Sebanyak 24 petugas gabungan dari Sudin LH Jaktim, kelurahan, Satpol-PP, Satgas Penindakan Hukum Pencemaran Udara Kementerian Lingkungan Hidup dan Kehutanan dikerahkan untuk penutupan pabrik arang tersebut.
 
Menurut Eko kegiatan pembakaran arang itu mencemarkan lingkungan warga sekitar dengan adanya asap.
 
"Dengan adanya pencemaran udara, kami langsung melakukan pengecekan di seluruh wilayah Jakarta Timur dan Kasatpel LH Jakarta Timur untuk mencari adanya informasi pencemaran udara itu, seperti pembakaran sampah ilegal dan sebagainya.

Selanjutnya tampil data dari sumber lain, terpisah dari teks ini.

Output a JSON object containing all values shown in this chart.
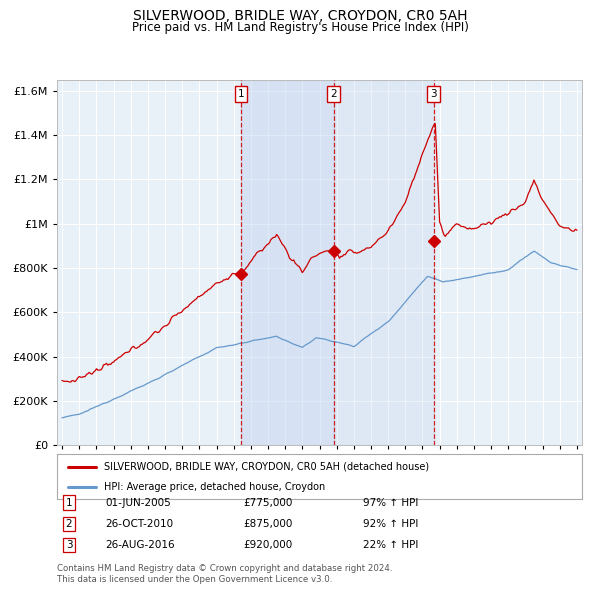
{
  "title": "SILVERWOOD, BRIDLE WAY, CROYDON, CR0 5AH",
  "subtitle": "Price paid vs. HM Land Registry's House Price Index (HPI)",
  "footer1": "Contains HM Land Registry data © Crown copyright and database right 2024.",
  "footer2": "This data is licensed under the Open Government Licence v3.0.",
  "legend_red": "SILVERWOOD, BRIDLE WAY, CROYDON, CR0 5AH (detached house)",
  "legend_blue": "HPI: Average price, detached house, Croydon",
  "transactions": [
    {
      "num": 1,
      "date": "01-JUN-2005",
      "price": 775000,
      "pct": "97%",
      "dir": "↑"
    },
    {
      "num": 2,
      "date": "26-OCT-2010",
      "price": 875000,
      "pct": "92%",
      "dir": "↑"
    },
    {
      "num": 3,
      "date": "26-AUG-2016",
      "price": 920000,
      "pct": "22%",
      "dir": "↑"
    }
  ],
  "transaction_years": [
    2005.42,
    2010.82,
    2016.65
  ],
  "ylim": [
    0,
    1650000
  ],
  "yticks": [
    0,
    200000,
    400000,
    600000,
    800000,
    1000000,
    1200000,
    1400000,
    1600000
  ],
  "xlim_start": 1994.7,
  "xlim_end": 2025.3,
  "plot_bg": "#e8f0f8",
  "red_color": "#cc0000",
  "blue_color": "#6699cc",
  "marker_color": "#cc0000",
  "vline_color": "#cc0000",
  "shade_color": "#c8d8f0",
  "grid_color": "#ffffff"
}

Kami langsung memasang spanduk dan menyetop kegiatan pembakaran arang tersebut," kata Eko.
 
Dia meminta agar pemilik arang batok kelapa untuk menghentikan kegiatan tersebut yang sudah dilakukan selama ini.
 
"Jika masih melakukan hal yang sama akan dikenakan sanksi penjara maksimal 10 tahun atau denda maksimal Rp5 miliar sesuai dengan Undang-undang Nomor 18 tahun 2008 dari Kementerian Lingkungan Hidup tentang pengelolaan sampah," papar Eko.